A 2022 article expands on the letter with detailed reports of the 2 aforementioned cases of cream of tartar ingestion and 4 new cases of tamarind ingestion. Again, clinical findings were similar. Tamarind is known to contain 8%-18% tartaric acid, much more than the up to 2% (typically 0.35%-1.1%) found in grapes. The authors believe that the assignment of tartaric acid as the culprit also explains the relative lack of incidents from dogs consuming commercial grape juice, jam, and wine, as these go through a process to remove tartrates.

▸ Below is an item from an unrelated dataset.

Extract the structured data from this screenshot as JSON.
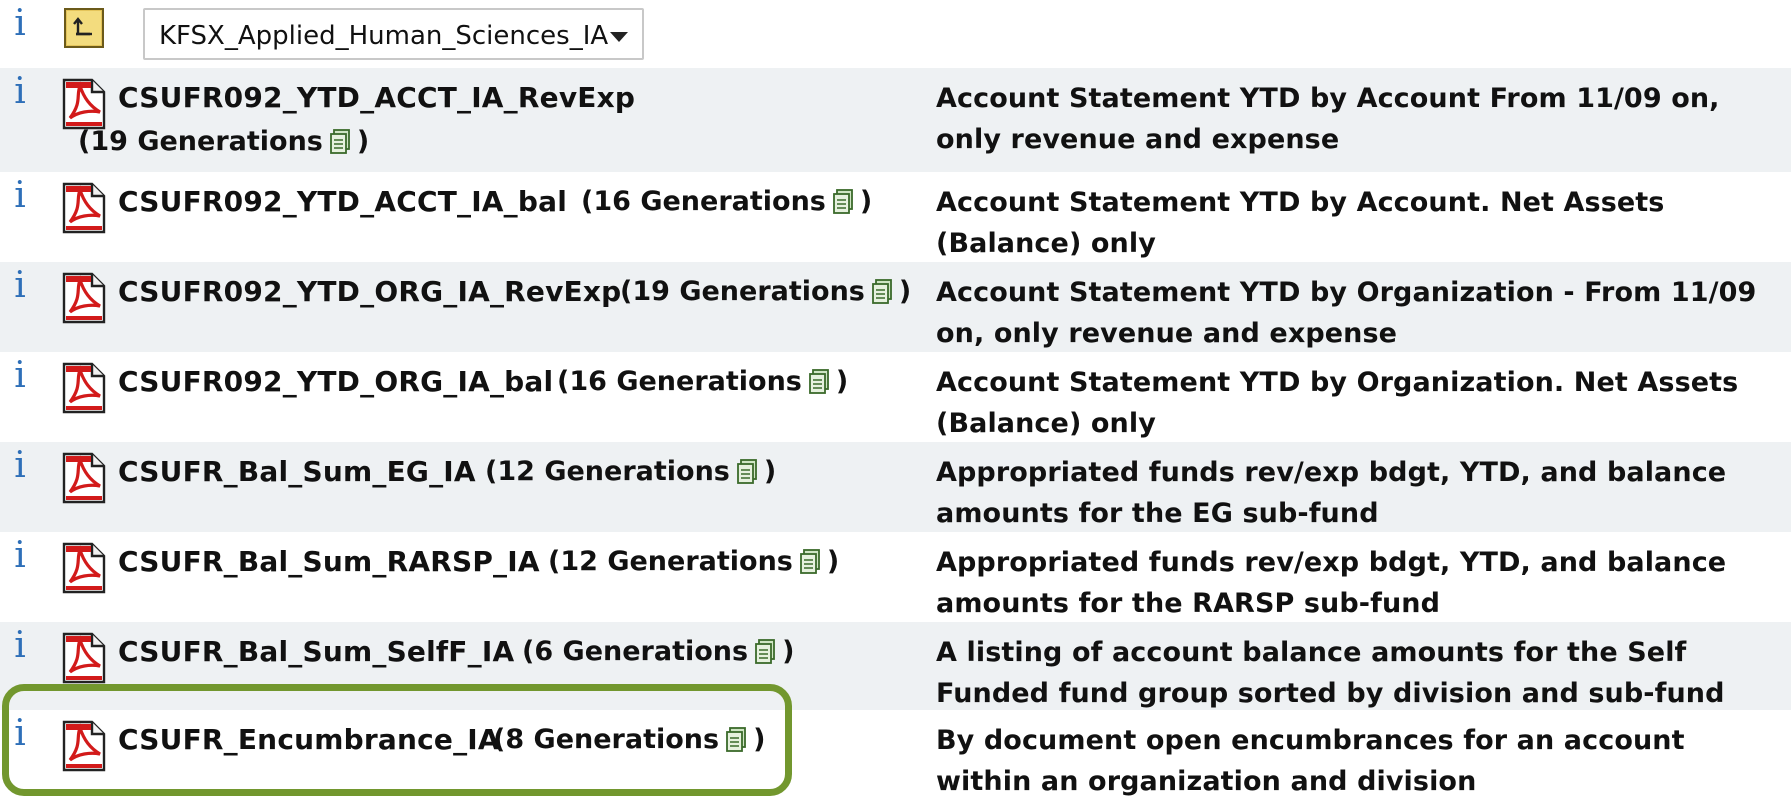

Precisely how tartrate can damage the dog kidney to cause proximal tubular necrosis is unclear. Maleic acid causes a similar finding and is believed to selectively inhibit NaK-ATPase activity and/or deplete ATP in the proximal tubules. A 2023 study have observed tartaric acid toxicity in kidney cells of dogs, but not in human kidney cells. Blocking the OAT1 on the dog cells reduces this toxicity by preventing the cell from taking up tartaric acid. Transfecting the human version of OAT4 into the kidney cells also reduces toxicity. Based on these observations, toxicity seems to be due to a lower expression of OAT4 in dogs.

==Clinical signs and diagnosis==
Vomiting and diarrhea are often the first clinical signs of grape or raisin toxicity. They often develop within a few hours of ingestion. Pieces of grapes or raisins may be present in the vomitus or stool. Further symptoms include weakness, not eating, increased drinking, and abdominal pain. Acute kidney failure develops within 48 hours of ingestion. A blood test may reveal increases in blood urea nitrogen (BUN), creatinine, phosphorus, and calcium.

==Treatment==
Emesis (induction of vomiting) is the generally recommended treatment if a dog has eaten grapes or raisins within the past two hours. A veterinarian may use an emetic such as apomorphine to cause the dog to vomit. Further treatment may involve the use of activated charcoal to adsorb remaining toxins in the gastrointestinal tract and intravenous fluid therapy in the first 48 hours following ingestion to induce diuresis and help to prevent acute kidney failure. Vomiting is treated with antiemetics and the stomach is protected from uremic gastritis (damage to the stomach from increased BUN) with H_{2} receptor antagonists. BUN, creatinine, calcium, phosphorus, sodium, and potassium levels are closely monitored. Dialysis of the blood (hemodialysis) and peritoneal dialysis can be used to support the kidneys if anuria develops. Oliguria (decreased urine production) can be treated with dopamine or furosemide to stimulate urine production.

The prognosis is guarded in any dog developing symptoms of toxicosis. A negative prognosis has been associated with oliguria or anuria, weakness, difficulty walking, and severe hypercalcemia (increased blood calcium levels). In cases where an animal is azotaemic the survival rate is 50%.

== In related animals ==
Among pet animals, the domestic cat is relatively related to dogs by both being carnivorans. It is disputed whether grapes are toxic to cats: a 2016 review and a 2022 ASPCA blog post lists grapes and raisins as non-toxic to cats, but PetMD.com lists it as toxic.

According to the Merck Veterinary Manual, there exist unpublished anecdotal reports of toxicity in cats and ferrets, two carnivorans.

Members of genus Canis known to eat grapes include the coyote and the golden jackal.